In 2000, "Who Let the Dogs Out" became the most ubiquitous song of the year, even becoming a theme song for the 2000 New York Mets. I love that team, but absolutely loathe the song. Most Americans loathed the song, but that didn't matter because during that year you still heard it everywhere you went, no matter whether you thought your own personal hate could put a dent in the barrage. Remember "Gangnam Style"? I know that's an episode in pop culture most people are trying to scrub from their memory with heavy duty bleach, but once again, whether you hated that song/internet meme or not, it didn't matter, because there were more people who wanted to ride the coattails of a runaway bandwagon. Crying Jordan, while its lifespan is longer than those two examples, isn't much different at all.
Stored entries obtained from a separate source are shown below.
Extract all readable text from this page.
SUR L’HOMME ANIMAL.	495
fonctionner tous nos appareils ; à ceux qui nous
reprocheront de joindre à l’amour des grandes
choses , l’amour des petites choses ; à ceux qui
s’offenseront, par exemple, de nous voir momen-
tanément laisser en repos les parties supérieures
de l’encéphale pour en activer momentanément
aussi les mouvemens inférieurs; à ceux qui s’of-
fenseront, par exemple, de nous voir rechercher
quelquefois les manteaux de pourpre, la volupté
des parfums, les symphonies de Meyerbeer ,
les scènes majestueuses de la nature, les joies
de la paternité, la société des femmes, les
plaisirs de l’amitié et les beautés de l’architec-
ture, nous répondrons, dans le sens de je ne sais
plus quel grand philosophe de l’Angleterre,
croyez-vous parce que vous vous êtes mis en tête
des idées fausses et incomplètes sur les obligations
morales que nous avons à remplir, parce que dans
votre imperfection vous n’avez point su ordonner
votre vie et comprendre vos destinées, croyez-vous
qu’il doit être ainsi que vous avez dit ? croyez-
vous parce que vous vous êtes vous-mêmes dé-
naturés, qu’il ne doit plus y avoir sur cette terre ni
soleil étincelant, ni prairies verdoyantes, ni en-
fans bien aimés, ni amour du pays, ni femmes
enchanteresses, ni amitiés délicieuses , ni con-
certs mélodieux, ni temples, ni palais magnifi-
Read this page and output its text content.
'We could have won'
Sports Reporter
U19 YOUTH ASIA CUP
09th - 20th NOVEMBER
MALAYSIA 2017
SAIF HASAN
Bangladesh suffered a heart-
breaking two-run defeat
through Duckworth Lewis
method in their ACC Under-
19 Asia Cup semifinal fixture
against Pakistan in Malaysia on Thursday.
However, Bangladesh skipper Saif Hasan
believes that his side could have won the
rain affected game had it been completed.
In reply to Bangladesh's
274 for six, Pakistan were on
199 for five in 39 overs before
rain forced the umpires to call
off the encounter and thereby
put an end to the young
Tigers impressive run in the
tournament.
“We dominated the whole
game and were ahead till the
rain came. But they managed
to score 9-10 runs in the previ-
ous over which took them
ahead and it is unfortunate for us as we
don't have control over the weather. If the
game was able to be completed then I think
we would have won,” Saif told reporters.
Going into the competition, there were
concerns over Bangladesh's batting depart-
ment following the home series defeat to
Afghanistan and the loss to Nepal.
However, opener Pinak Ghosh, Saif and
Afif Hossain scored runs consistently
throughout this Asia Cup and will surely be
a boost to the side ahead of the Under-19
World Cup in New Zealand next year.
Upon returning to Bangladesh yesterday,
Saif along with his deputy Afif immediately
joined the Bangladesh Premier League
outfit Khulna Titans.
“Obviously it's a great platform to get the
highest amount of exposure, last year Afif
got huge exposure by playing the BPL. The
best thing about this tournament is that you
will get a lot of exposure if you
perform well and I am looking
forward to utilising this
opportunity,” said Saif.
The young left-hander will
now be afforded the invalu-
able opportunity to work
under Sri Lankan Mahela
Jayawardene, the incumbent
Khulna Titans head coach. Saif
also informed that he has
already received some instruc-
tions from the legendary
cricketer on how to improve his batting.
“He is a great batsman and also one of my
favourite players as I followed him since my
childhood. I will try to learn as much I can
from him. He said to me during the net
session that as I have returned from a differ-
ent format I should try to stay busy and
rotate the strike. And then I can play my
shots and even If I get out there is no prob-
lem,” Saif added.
Whether Crying Jordan is now part of an internet vernacular, as Robert Silverman of Vocativ argues, feels besides the point. Crying MJ expresses a sentiment that's as old as the human experience itself: winners love laughing at losers. That will never change, as this is just a modern manifestation of that. Scholarly interpretations of memes also completely miss the point, too, not in their point, but in their method. It doesn't even really matter that making a Crying MJ meme doesn't actually take much thought or effort either. In a moment of intense emotional catharsis, either way, seeing something like that meme evokes a visceral reaction that makes even the stony-hearted smirk and chuckle, because what else can you do? We're human. Crying MJ is crude in such a basic way, but is no different than any other cultural appropriation of "laughing at the loser" that is such an indelible part of the human experience.
Crying out against Crying Jordan is worthless, because the meme itself is a cycle within a cycle. One day, it will be replaced by another meme performing the same cultural duty, and history will look on Crying Jordan with the same slanted gaze we look at other cultural phenomenon that seemed ubiquitous for a time then wilted away and now seem horribly dated. Complaining about disco in the 70's seemed worthless for a time, until one day disco wasn't worth hating on anymore. That day will come for Crying Jordan, and it may be soon.
But remember, the cultural bandwagon and the tendency to hitch on to that trailer as it zooms past you is nothing new. Crying MJ is just another manifestation of that aspect of the human experience.
So the next time someone writes a "think piece" about how they are mad because the greatest basketball player of all time has been reduced to a meme used to laugh at losers, remember that human culture does this all the time, this is just another phase.
It ain't worth getting Crying MJ'ed over.